Jan 23, 2008 16:05
Make like Pearl Jam & do the Evolution
When I was attending college in London, Ontario a few years ago, I was reading Roger Fouts’ exploration of the capacity of chimpanzees, both in the wild and in captivity, to learn language from humans, and their ability to create their own language. The cover portrayed a chimp in a Mr. Rogers-like sweater, an image which made a man sitting across from me on the bus extremely irate: “That cover! It’s bullshit! I never came from no monkey”. Foolishly, I allowed myself to get sucked into an impromptu debate, a difficult challenge to be sure. After all, how do you defend evolution from one its deniers, especially when their own knuckles seem to be a little closer to the ground? Surely they could see that through their own sloped brow!
This coming Feb 12, I invite you all to celebrate Darwin Day, the 199th birthday of our favourite hirsute naturalist, Charles Darwin. From to the Secular Students Alliance:
There is an organized movement against the teaching of biological evolution through natural selection. Those opposing evolution have spread a tremendous amount of misinformation. Also, efforts to reduce the teaching of evolution have left many people without a quality science education….We seek to remind ourselves and our communities how important responsible scientific inquiry and education is to both our understanding of the world and our well being.
Considering the multitudinous incarnations of evolutionary theory, it is quite remarkable just how much Darwin got right the first time. Notions such as gradualism and natural selection were hotly contested at the time, but later discoveries of genetics, DNA, and most recently, the mapping of the human genome, perfectly coincided with the predictions laid out by Darwin and, owing to the axiom that science is predictable and repeatable, the theory of evolution has, for all intents and purposes, transcended the status of theory, and became law.
There is a widespread misconception among most that evolution is still trapped in the theory stage: that its problems (to be sure, there are problems), are so damning that scientists are reluctant to accept it as law. This is untrue, and is a typical perception of those unfamiliar with the scientific process, scientific community, or with scientific discoveries. Evolution has survived 150 years of the rigors and vigors of the scientific peer review process, and it has held up to the most difficult scrutiny (DNA), and the most inane (religious, spiritual). Scientists no longer debate evolution. Scientists do not believe in evolution. They accept it. Like man-made global warming, the science has confirmed it, and the scientists must now convince the rest of us that it’s legit. But we don’t seem to want to listen.
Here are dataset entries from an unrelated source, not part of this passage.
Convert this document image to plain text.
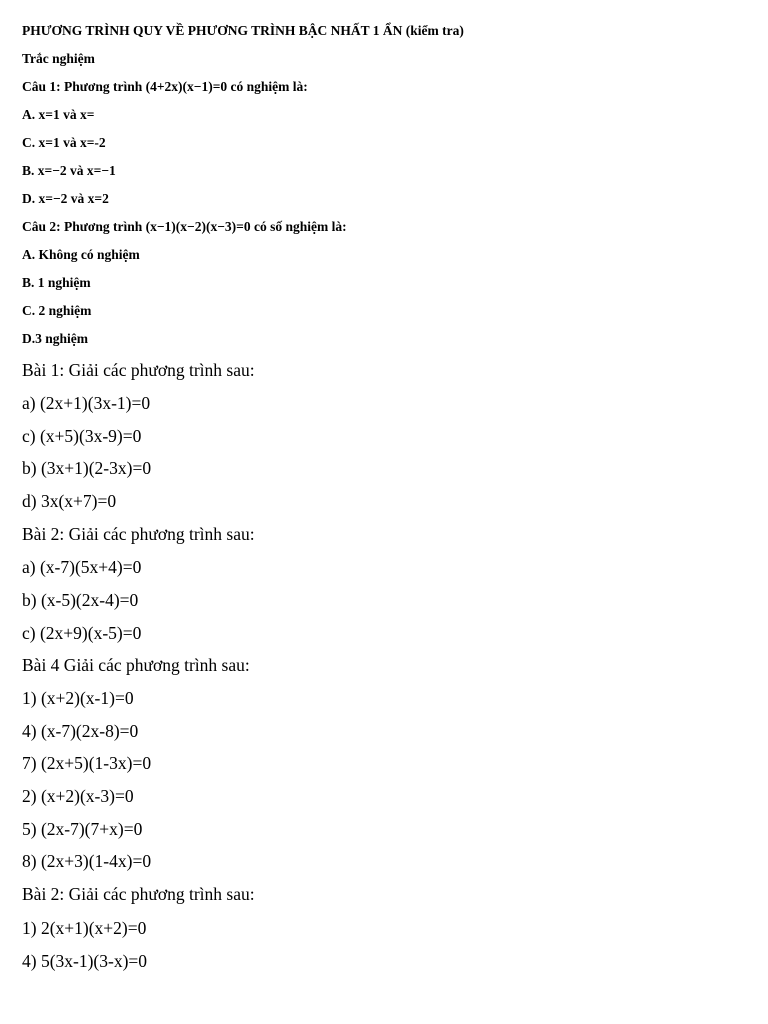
PHƯƠNG TRÌNH QUY VỀ PHƯƠNG TRÌNH BẬC NHẤT 1 ẨN (kiểm tra)
Trắc nghiệm
Câu 1: Phương trình (4+2x)(x−1)=0 có nghiệm là:
A. x=1 và x=
C. x=1 và x=-2
B. x=−2 và x=−1
D. x=−2 và x=2
Câu 2: Phương trình (x−1)(x−2)(x−3)=0 có số nghiệm là:
A. Không có nghiệm
B. 1 nghiệm
C. 2 nghiệm
D.3 nghiệm
Bài 1: Giải các phương trình sau:
a) (2x+1)(3x-1)=0
c) (x+5)(3x-9)=0
b) (3x+1)(2-3x)=0
d) 3x(x+7)=0
Bài 2: Giải các phương trình sau:
a) (x-7)(5x+4)=0
b) (x-5)(2x-4)=0
c) (2x+9)(x-5)=0
Bài 4 Giải các phương trình sau:
1) (x+2)(x-1)=0
4) (x-7)(2x-8)=0
7) (2x+5)(1-3x)=0
2) (x+2)(x-3)=0
5) (2x-7)(7+x)=0
8) (2x+3)(1-4x)=0
Bài 2: Giải các phương trình sau:
1) 2(x+1)(x+2)=0
4) 5(3x-1)(3-x)=0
Unfortunately for the pursuit of science, the socio-political implications of Darwin’s findings quickly outpaced the work itself. Darwin, in the tradition of Galileo, Copernicus and Kepler, committed that most horrendous of crimes that a scientist can commit: suggesting that humans are not special. Any factual revelation that puts humanity in its proper context (that is, an insignificant one) has been met with hostility, excommunication, and even threats of immolation. Arguably, Darwin’s findings were of greater significance and insult: to suggest that humans had any biological analog in the animal kingdom, and may even be PART of that kingdom, was a de facto conclusion that left little room for an interventionist, personal God (a room already made smaller by Galileo, Copernicus, Kepler and Newton).
I wrote a paper several years ago describing the evolution of first nations cultures after European contact, and was I lambasted as being racist, a reaction that reflected not a reactionary culture, but the commonplace Lamarckian mistake that evolution is about improvement (a notion he recanted and apologized for late in life). Let’s be certain: Evolution says nothing about how life began, or how life advances, but instead focuses on how species adapt to their environment. Furthermore, I caution anti-evolution activists from invoking eugenics and Hitler when admonishing evolution. It is a teleological mistake, a non-sequitur, ad hominem attack, and slippery slope argument: four fatal logical fallacies that reflect the religious community’s ignorance and venom when discussing the outrageous notion that humanity might not be so special as the ancient texts written by people with no little-to-no knowledge of biology and astronomy might want us to believe. There is also the mistake of inconsistency, as countless religious texts and leaders for millennia have taught about the hierarchy of life and even the God-given superiority of one race over another.
This February 12 (also the birthday of the greatest American hero after Batman, Abraham Lincoln), take a moment to reflect on the sheer magnitude of the diversity of life, and of the extremely humble beginnings of man. It was a long, arduous, disease-ridden process, full of birth defects, crippling mutations, extinctions and crap-throwing (the latter of which can still be seen at some keggers). Over hundreds of thousands of years, humans eventually came along and learned how to sharpen a stick, make a fire, build a hut, and go to the moon. It was not a snake in a tree talking to two naked people who didn’t have belly buttons. So to that man sitting on the bus yelling at me that he “didn’t come from no monkey”, I quote the founder of modern brain surgery, Paul Broca: “I would rather be a transformed ape than a degenerate son of Adam”.